By: Blonde Two
One of the great things about New Zealand is the mix of people and their origins. People come from all over the world to live here, all of them have a reason and all of them have a story to tell. One (I think fairly recent) effect of this has been the introduction of the Pommie Shop – let me explain;
Pommie – If you are in New Zealand, Australia or (I believe) South Africa and you originate from the UK then you are a Pom, Pommie or Pommy. I am not sure how long you have to live here before you become a Kiwi instead – it’s a bit like Devon, unlike Blonde One, I won’t ever really be a local lass. The origins of the word Pom are ambiguous but suggestions include a derogatory referral to arrival on prison ships (Prisoner of M…), Australian rhyming slang for “immigrant” (pomegranate) or sunburn under the southern sky turning our skin to the colour of pomegranate (my favourite).
Shop – a place where you buy things you want. For example, if you want some clotted cream or Bassets Licorice Allsorts, you pop to the shop and buy some. When you live a long way from where you grew up, this is not always as simple as it may seem.

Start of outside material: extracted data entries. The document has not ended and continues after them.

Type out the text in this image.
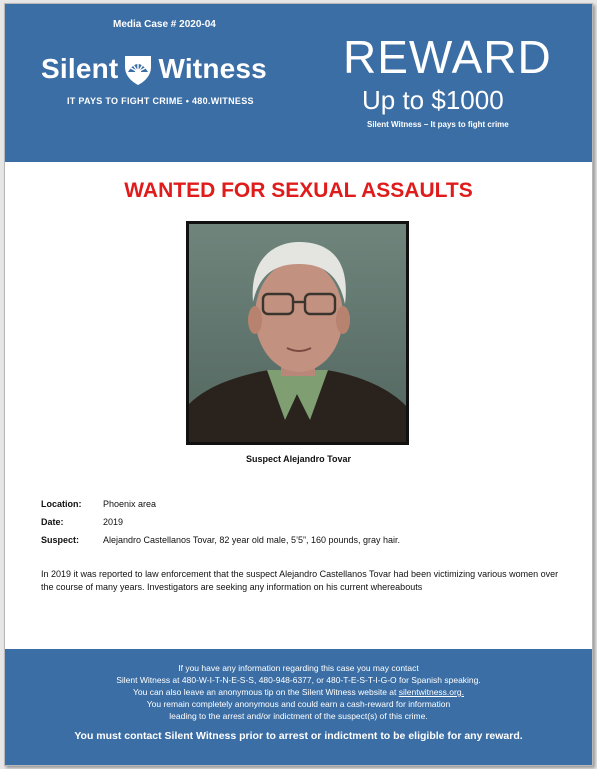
Media Case # 2020-04
Silent Witness
IT PAYS TO FIGHT CRIME • 480.WITNESS
REWARD
Up to $1000
Silent Witness – It pays to fight crime
WANTED FOR SEXUAL ASSAULTS
Suspect Alejandro Tovar
Location:	Phoenix area
Date:	2019
Suspect:	Alejandro Castellanos Tovar, 82 year old male, 5’5”, 160 pounds, gray hair.
In 2019 it was reported to law enforcement that the suspect Alejandro Castellanos Tovar had been victimizing various women over the course of many years. Investigators are seeking any information on his current whereabouts
If you have any information regarding this case you may contact
Silent Witness at 480-W-I-T-N-E-S-S, 480-948-6377, or 480-T-E-S-T-I-G-O for Spanish speaking.
You can also leave an anonymous tip on the Silent Witness website at silentwitness.org.
You remain completely anonymous and could earn a cash-reward for information
leading to the arrest and/or indictment of the suspect(s) of this crime.
You must contact Silent Witness prior to arrest or indictment to be eligible for any reward.
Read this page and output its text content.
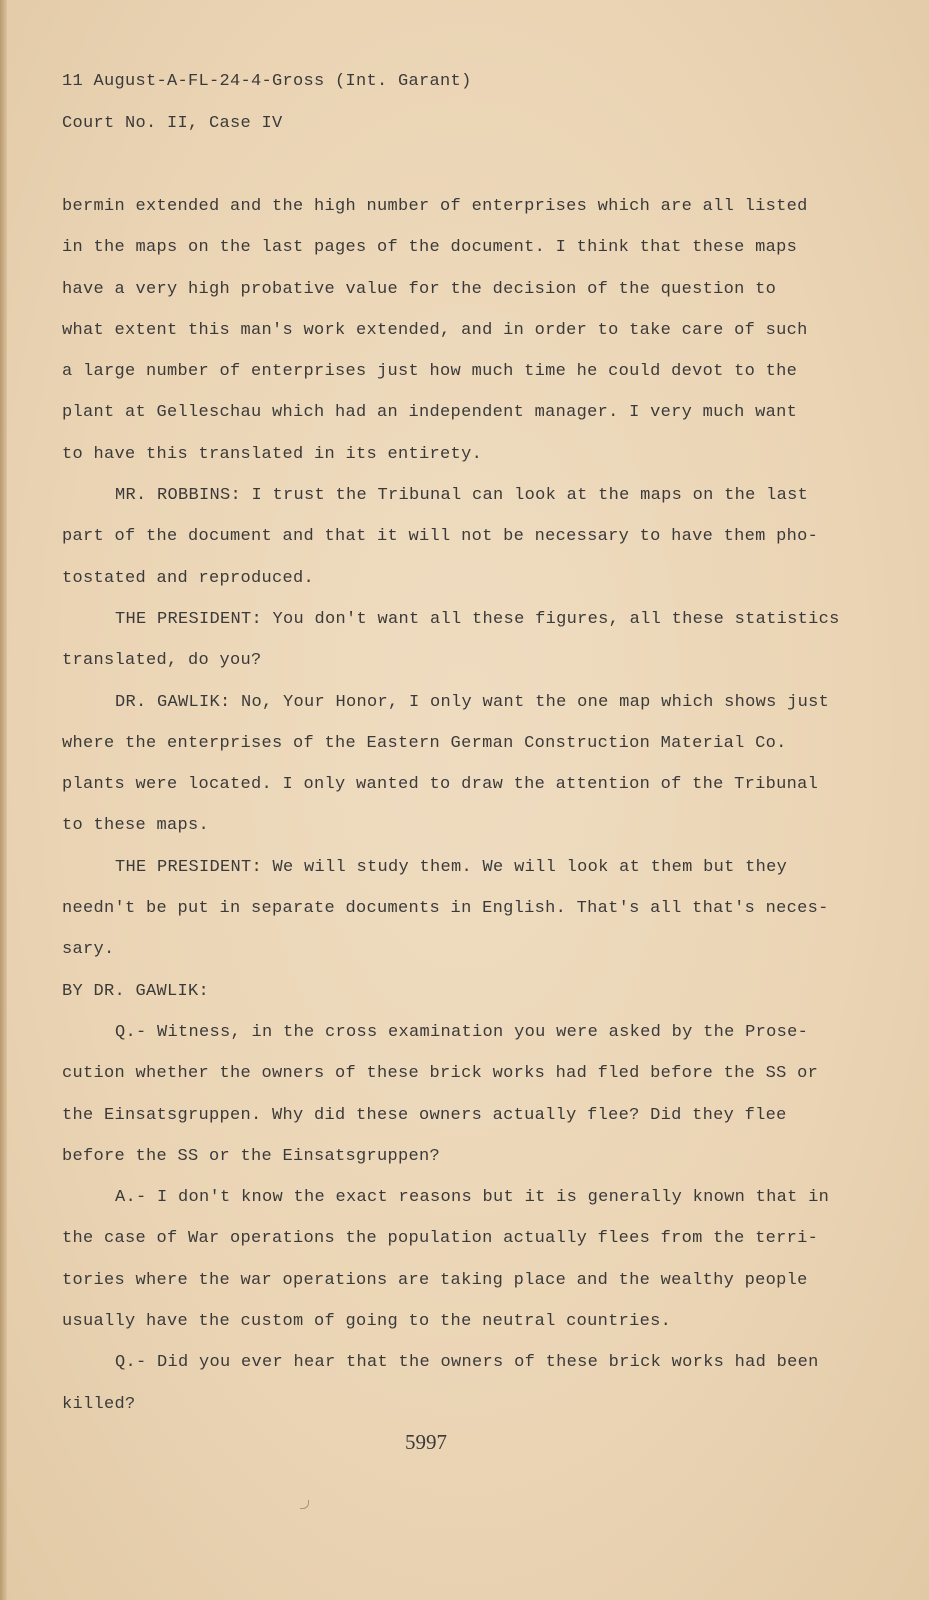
11 August-A-FL-24-4-Gross (Int. Garant)
Court No. II, Case IV
bermin extended and the high number of enterprises which are all listed
in the maps on the last pages of the document. I think that these maps
have a very high probative value for the decision of the question to
what extent this man's work extended, and in order to take care of such
a large number of enterprises just how much time he could devot to the
plant at Gelleschau which had an independent manager. I very much want
to have this translated in its entirety.
MR. ROBBINS: I trust the Tribunal can look at the maps on the last
part of the document and that it will not be necessary to have them pho-
tostated and reproduced.
THE PRESIDENT: You don't want all these figures, all these statistics
translated, do you?
DR. GAWLIK: No, Your Honor, I only want the one map which shows just
where the enterprises of the Eastern German Construction Material Co.
plants were located. I only wanted to draw the attention of the Tribunal
to these maps.
THE PRESIDENT: We will study them. We will look at them but they
needn't be put in separate documents in English. That's all that's neces-
sary.
BY DR. GAWLIK:
Q.- Witness, in the cross examination you were asked by the Prose-
cution whether the owners of these brick works had fled before the SS or
the Einsatsgruppen. Why did these owners actually flee? Did they flee
before the SS or the Einsatsgruppen?
A.- I don't know the exact reasons but it is generally known that in
the case of War operations the population actually flees from the terri-
tories where the war operations are taking place and the wealthy people
usually have the custom of going to the neutral countries.
Q.- Did you ever hear that the owners of these brick works had been
killed?
5997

I remember my Mum buying my Kiwi Cousins Kendle Mint Cake when they came on one of their rare visits as kids. Norm misses decent blackpudding and I could not live without Worcestershire Sauce (born within sniffing distance of the factory). I was interested to find out what other Pommies missed so I got in touch with Chris from “The Pommie Shop” (pommies.co.nz) who runs Pommie market stalls around the Bay of Plenty. The website is fascinating, have a look. Chris, like most people here, was very friendly and gave me lots of information;
1. The most popular UK products that they sell are Galaxy Chocolate, Shredded Wheat, Cadbury Wispa bars and a variety of UK sweets (often sweets are called lollies here which can be a tad confusing). The Shredded Wheat seems like a misfit here but it is good to know that the expats are looking after their bowels. Walkers Crisps are also popular – guess which flavours!
2. The Pommie shops can’t provide everything – UK meat products are difficult to get into the country and things with a short shelf life like cakes and crisps can prove expensive. I was interested to note that I was not the only Pommie here who struggled with New Zealand sausages. There are a few Pommie Butchers around though if you know where to look.
3. Mostly the people who buy from the Pommie Shop are Poms although sometimes visitors from other countries buy too. Some Kiwis get a taste for things whilst on their OE (overseas experience) and will seek these out – this is often chocolate.
I have run out of time this trip to go and visit Chris and his Pommie Shop but I will make the effort next year. Interesting to note that he (being a true Brit) misses the football more than the food and loves living in New Zealand.